Fig. 8 shows the measured melt pool width and penetration for the specimens 1–9 built at different locations of the building platform. Penetration and weld width remains relatively constant for nominal gas flow velocities between 4.0 m/s and 2.5 m/s, but once reduced to 2.0 m/s and below, the penetration sharply decreases and the weld width increases. It is important to notice that the melt pool geometry and the specimen location seem uncorrelated, as the deviations within a specimen (indicated by the error bars) are larger than any deviations between the locations on the platform.

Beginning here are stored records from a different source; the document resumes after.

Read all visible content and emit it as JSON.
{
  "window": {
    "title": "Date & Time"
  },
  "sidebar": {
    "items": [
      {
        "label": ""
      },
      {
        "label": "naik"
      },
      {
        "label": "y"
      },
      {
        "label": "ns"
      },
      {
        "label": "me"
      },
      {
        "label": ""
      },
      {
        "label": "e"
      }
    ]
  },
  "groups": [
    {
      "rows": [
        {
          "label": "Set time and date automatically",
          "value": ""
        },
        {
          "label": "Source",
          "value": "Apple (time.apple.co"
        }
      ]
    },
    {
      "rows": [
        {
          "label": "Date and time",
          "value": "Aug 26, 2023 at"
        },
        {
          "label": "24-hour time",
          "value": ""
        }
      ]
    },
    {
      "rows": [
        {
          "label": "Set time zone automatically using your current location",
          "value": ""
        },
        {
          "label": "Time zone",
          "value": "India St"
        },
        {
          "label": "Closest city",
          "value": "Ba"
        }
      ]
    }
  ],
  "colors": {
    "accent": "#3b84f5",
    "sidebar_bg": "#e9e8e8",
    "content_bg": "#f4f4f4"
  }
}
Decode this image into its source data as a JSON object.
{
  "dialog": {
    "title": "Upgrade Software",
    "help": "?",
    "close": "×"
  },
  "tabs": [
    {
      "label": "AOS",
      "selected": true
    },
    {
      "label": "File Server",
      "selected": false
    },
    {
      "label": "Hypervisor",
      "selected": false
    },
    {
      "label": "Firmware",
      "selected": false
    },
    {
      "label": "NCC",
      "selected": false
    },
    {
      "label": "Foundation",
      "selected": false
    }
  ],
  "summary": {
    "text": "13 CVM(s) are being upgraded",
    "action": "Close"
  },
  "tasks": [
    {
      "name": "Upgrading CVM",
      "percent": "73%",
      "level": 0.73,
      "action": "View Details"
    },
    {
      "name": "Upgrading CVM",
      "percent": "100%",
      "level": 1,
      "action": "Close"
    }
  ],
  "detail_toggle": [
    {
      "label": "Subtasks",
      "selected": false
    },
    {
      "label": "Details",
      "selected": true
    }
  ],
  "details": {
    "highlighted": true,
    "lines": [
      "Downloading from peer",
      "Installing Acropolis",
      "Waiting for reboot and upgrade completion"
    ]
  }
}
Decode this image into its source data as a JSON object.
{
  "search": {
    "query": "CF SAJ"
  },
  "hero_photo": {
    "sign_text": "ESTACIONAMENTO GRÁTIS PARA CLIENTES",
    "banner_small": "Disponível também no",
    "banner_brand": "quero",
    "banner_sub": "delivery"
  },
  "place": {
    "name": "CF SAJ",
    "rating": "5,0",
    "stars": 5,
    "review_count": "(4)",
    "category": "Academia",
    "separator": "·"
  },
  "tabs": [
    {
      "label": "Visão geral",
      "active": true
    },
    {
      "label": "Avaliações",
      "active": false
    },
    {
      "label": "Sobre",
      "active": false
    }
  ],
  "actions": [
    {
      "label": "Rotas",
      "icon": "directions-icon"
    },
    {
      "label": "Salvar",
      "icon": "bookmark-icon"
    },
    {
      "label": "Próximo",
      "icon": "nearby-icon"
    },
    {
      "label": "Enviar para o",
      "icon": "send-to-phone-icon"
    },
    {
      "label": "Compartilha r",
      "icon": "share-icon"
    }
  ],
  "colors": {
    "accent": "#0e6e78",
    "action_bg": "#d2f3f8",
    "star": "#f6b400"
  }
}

3.3 Effect of nominal gas flow velocity on melt pool geometry Fig. 9 shows the penetration as measured from the single scan tracks as a function of nominal gas flow velocity. The penetration remains relatively constant for gas flow velocities between 4.0 and 2.5 m/s, but once reduced to 2.0 m/s and below, the penetration sharply decreases. The higher the energy density, the more severe the loss of penetration once the gas flow is reduced below 2.0 m/s. At the highest line energy of 0.5 J/mm, the penetration at 4 m/s gas flow conditions is around 300 µm, reducing to below 50 µm at 1 m/s gas flow velocity. The decrease in penetration as gas flow is reduced to 2.0 m/s and below is clearly observed for specimens with energy densities in the keyhole regime and for specimens in the transition regime with energy densities above 0.2 J/mm. This is illustrated in Fig. 10 (a–f) for keyhole mode melting, where the penetration decreases sharply at 2.0 m/s as the keyhole is lost. For conduction mode melting, shown in
Fig. 10 (g–l), the effect on penetration is not seen as there is no keyhole to be lost. One can also notice that the microstructure is completely different between high and low gas flow conditions in Fig. 10 (a–f), which could lead to different mechanical properties. Detailed study of the microstructure is however out of the scope of this study.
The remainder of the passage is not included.